With Master of Engineering in Automation from Indian Institute of Science, Bangalore, Sanjay comes with four decades of IT industry experience. Sanjay has worked with Dell, Siemens, Hexaware and Tata Infotech in various leadership positions with diversified roles from software development, product engineering and support services.
Having associated with Tecnotree for more than 7 years, Sanjay currently heads Managed Services and Support Operations.

As the Vice President, Quality & India Centre Head of the company, Sheela is working towards Customer Delight as the key goal. Sheela has been associated with Tecnotree for eight years driving internal transformations within the company to meet global customer needs
Sheela has more than 30 years of experience in the IT industry and has served in leadership roles spanning Engineering, Quality, Human Resource and Operations Management in technology companies such as Honeywell, Perot Systems, Oracle, General Electric (GE), Hewlett Packard, VeriFone and Bharath Electronics.

After serving as one of the members of Board of Directors for Tecnotree for a year, Priyesh took up the role of CFO in 2019 with the company. Having worked with leading consulting and financial organizations like EY, IL&FS, Stallion Group, etc, Priyesh has immaculate knowledge of global financing. He completed his engineering from IIT-Delhi, India’s top institution.

Ram is the Vice President, Value Engineering and a part of Core Management Board at Tecnotree. Keeping the customer delight as the prime goal, he leads the global delivery of product solutions and services for Digital Service Providers.
Having worked for close to three decades with leading telecom and IT companies, Ram has developed various telecom product engineering services and delivered complex transformation programmes for companies across the North America, Europe, MEA and APAC. Ram holds a Masters’ Degree in Computer Science (M.Sc) and has also served various leadership roles in his previous stints with leading telecom service delivery and product development companies. He has also worked as a software scientist in Defence R&D organisations.

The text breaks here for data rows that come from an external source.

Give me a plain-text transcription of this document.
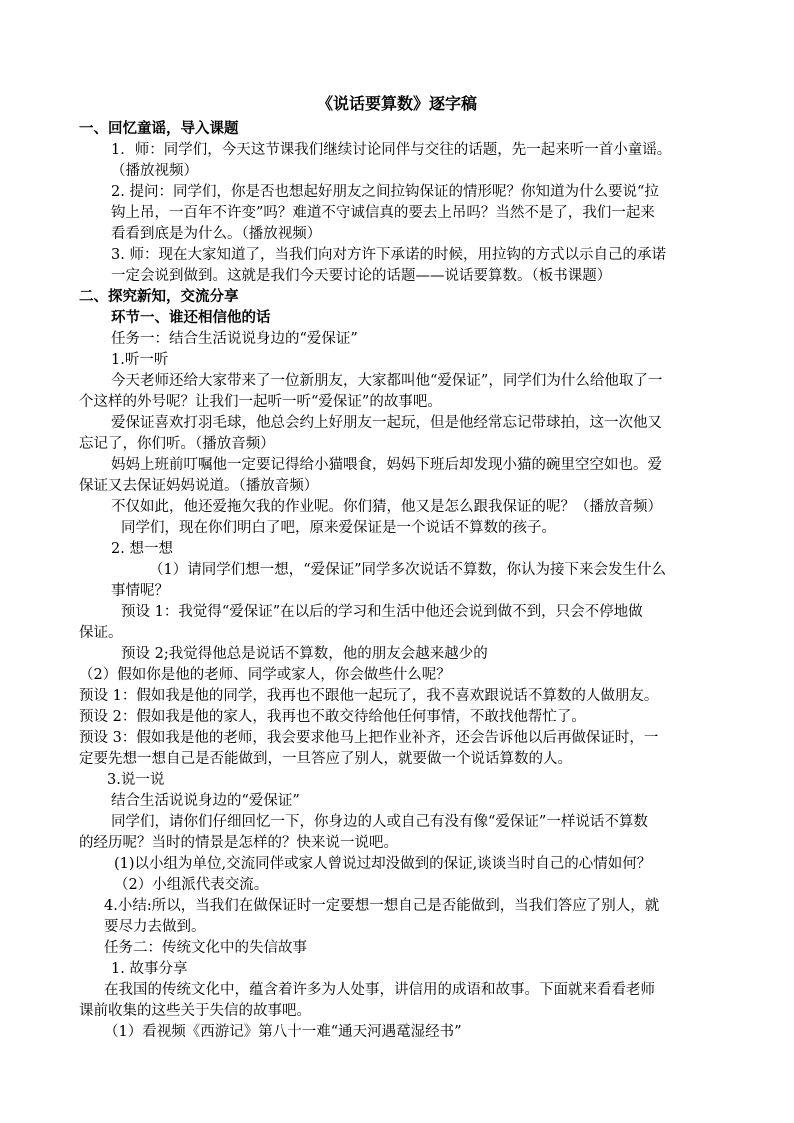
《说话要算数》逐字稿
一、回忆童谣，导入课题
1．师：同学们，今天这节课我们继续讨论同伴与交往的话题，先一起来听一首小童谣。
（播放视频）
2. 提问：同学们，你是否也想起好朋友之间拉钩保证的情形呢？你知道为什么要说“拉
钩上吊，一百年不许变”吗？难道不守诚信真的要去上吊吗？当然不是了，我们一起来
看看到底是为什么。（播放视频）
3. 师：现在大家知道了，当我们向对方许下承诺的时候，用拉钩的方式以示自己的承诺
一定会说到做到。这就是我们今天要讨论的话题——说话要算数。（板书课题）
二、探究新知，交流分享
环节一、谁还相信他的话
任务一：结合生活说说身边的“爱保证”
1.听一听
今天老师还给大家带来了一位新朋友，大家都叫他“爱保证”，同学们为什么给他取了一
个这样的外号呢？让我们一起听一听“爱保证”的故事吧。
爱保证喜欢打羽毛球，他总会约上好朋友一起玩，但是他经常忘记带球拍，这一次他又
忘记了，你们听。（播放音频）
妈妈上班前叮嘱他一定要记得给小猫喂食，妈妈下班后却发现小猫的碗里空空如也。爱
保证又去保证妈妈说道。（播放音频）
不仅如此，他还爱拖欠我的作业呢。你们猜，他又是怎么跟我保证的呢？（播放音频）
同学们，现在你们明白了吧，原来爱保证是一个说话不算数的孩子。
2. 想一想
（1）请同学们想一想，“爱保证”同学多次说话不算数，你认为接下来会发生什么
事情呢？
预设 1：我觉得“爱保证”在以后的学习和生活中他还会说到做不到，只会不停地做
保证。
预设 2;我觉得他总是说话不算数，他的朋友会越来越少的
（2）假如你是他的老师、同学或家人，你会做些什么呢？
预设 1：假如我是他的同学，我再也不跟他一起玩了，我不喜欢跟说话不算数的人做朋友。
预设 2：假如我是他的家人，我再也不敢交待给他任何事情，不敢找他帮忙了。
预设 3：假如我是他的老师，我会要求他马上把作业补齐，还会告诉他以后再做保证时，一
定要先想一想自己是否能做到，一旦答应了别人，就要做一个说话算数的人。
3.说一说
结合生活说说身边的“爱保证”
同学们，请你们仔细回忆一下，你身边的人或自己有没有像“爱保证”一样说话不算数
的经历呢？当时的情景是怎样的？快来说一说吧。
(1)以小组为单位,交流同伴或家人曾说过却没做到的保证,谈谈当时自己的心情如何？
（2）小组派代表交流。
4.小结:所以，当我们在做保证时一定要想一想自己是否能做到，当我们答应了别人，就
要尽力去做到。
任务二：传统文化中的失信故事
1. 故事分享
在我国的传统文化中，蕴含着许多为人处事，讲信用的成语和故事。下面就来看看老师
课前收集的这些关于失信的故事吧。
（1）看视频《西游记》第八十一难“通天河遇鼋湿经书”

With a master’s degree in ‘Global Leadership and Strategic Planning’ from Stanford University, California and ‘Diploma in Computer Science’ from Concordia University, Canada, Padma comes with impeccable industry experience of almost four decades.
She has been associated with Tecnotree for more than 9 years and is currently the CEO of the company. Prior to Tecnotree, she has been into various leadership roles with some of the fortune 500 and emerging organizations including Dell/Perot Systems as President, Global Consulting and Application Services & Managing Director for APAC, Oracle Corporation as Senior Vice-President, with Hewlett Packard as Managing Director (HP-ISO), etc.